Sometimes I wish I could fast-forward life a bit. Don't we all? Of course we do; that's why the Adam Sandler comedy Click was made. But as that film demonstrated, it's really best that we don't have that kind of power. I like the scene when Sandler's character, Michael Newman (I looked it up-who actually remembers these things?) suddenly finds himself at an office party celebrating his big promotion after having fast-forwarded past several months of his life in which he had to bust his *** and sacrifice to earn the promotion. Sandler's character is less than halfhearted in accepting the congratulations of his coworkers because skipping the struggle to get where he now finds himself stripped away any possible satisfaction he could derive from his ultimate triumph. For all of Click's faults, there is an astute undertanding of human nature that informs this scene, which appeals to me especially because I have always been the kind of guy who would not want to win the lottery. Rewards are worse than meaningless to me unless I earn them. I don't mean to suggest that I am a tower of virtue; I've just always noticed that I feel like Adam Sandler's as Michael Newman at his promotion party when rewards come to me too easily.
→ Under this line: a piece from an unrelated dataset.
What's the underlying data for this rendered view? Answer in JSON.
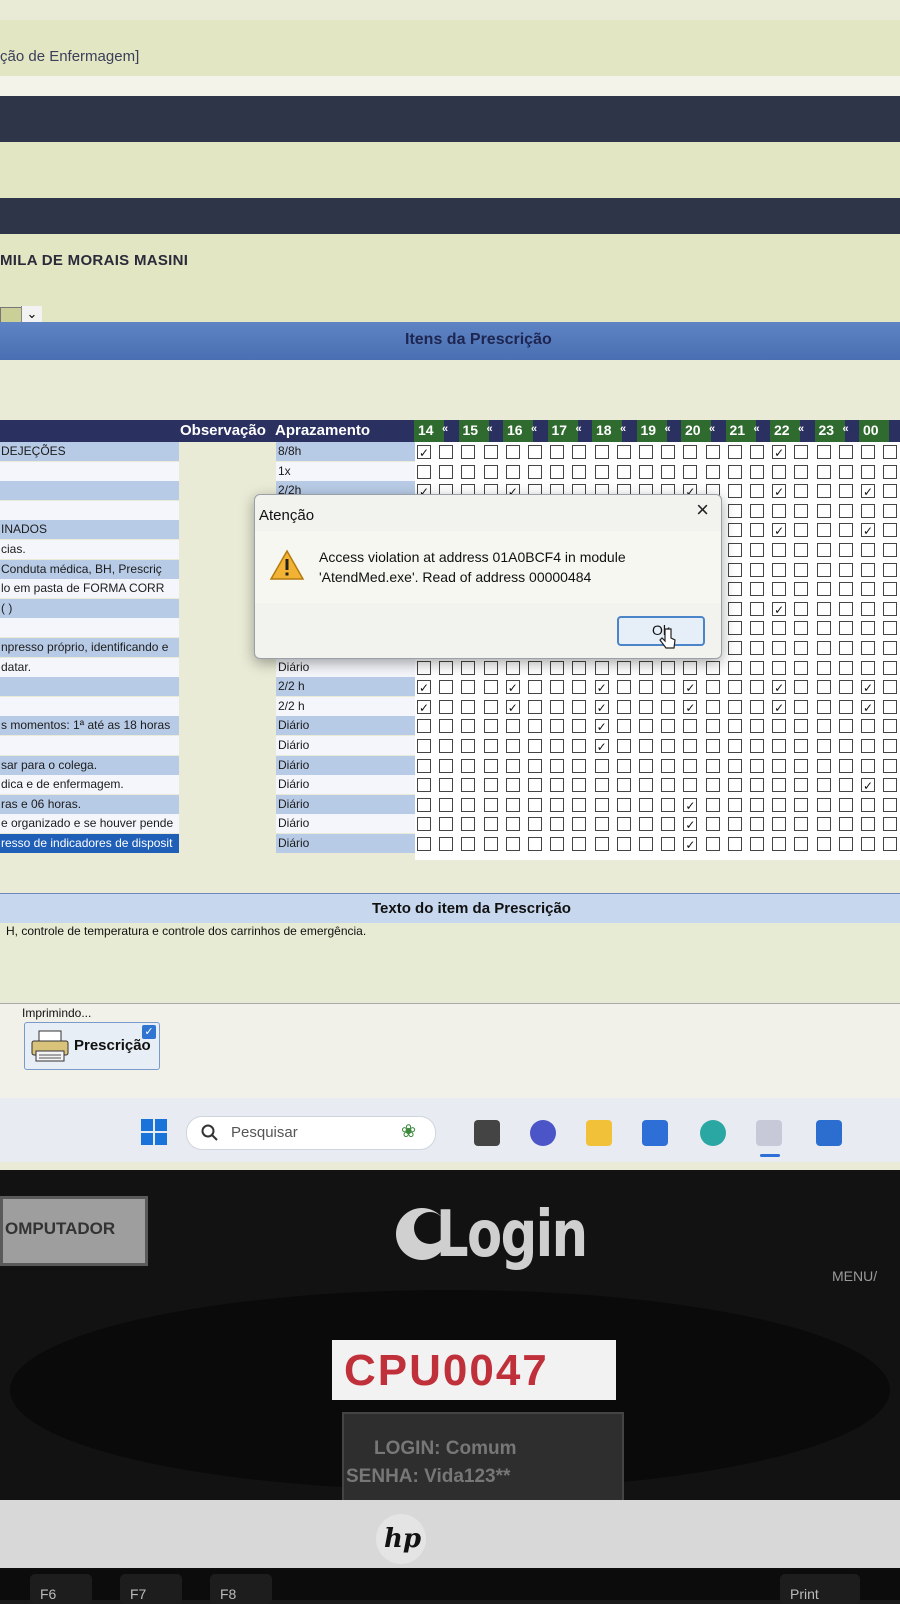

There are times, though, when I would be sorely tempted to use a life fast-forward button if I had one. And now is one of those times, because of my Achilles tendon injury. The situation is this: I will run the Boston Marathon in three and a half weeks. I am in excellent shape. But last night I decided that my Achilles injury is severe enough that I must discontinue running and let it heal, lest the injury become so severe that I cannot run the marathon at all, let alone perform respectably. Intellectually, I know that if I cross-train aggressively-which I will do-I will remain fit enough to run well in Boston even if I can only do half as much running as I had planned to do in the next 24 days (and perhaps no running whatsoever for three or four days). But because I am a competitive endurance athlete and have the mindset of same, in my heart I believe that I will be fat and completely out of shape within a week if I don't continue running as planned. Having been through situations like this one many times before, I know that in perhaps 10 or 11 days I will do a challenging test run and be pleasantly surprised by my performance; thus, if I had a life fast-forward button right now I would want to use it to leap ahead to that moment of relief and skip past all the pain and worry and drudgery (elliptical training-ugh!) I will have to endurance between now and then.
The best I can do is remind myself what I would tell an athlete I was coaching who was in my current situation: "Don't worry, you'll be fine." And I would mean it. But it's different when the worried athlete is you. I suppose the other thing I can't remind myself is how halfhearted my celebration of finishing the Boston Marathon with a good time would be if I did skip over the challenge that is now facing me.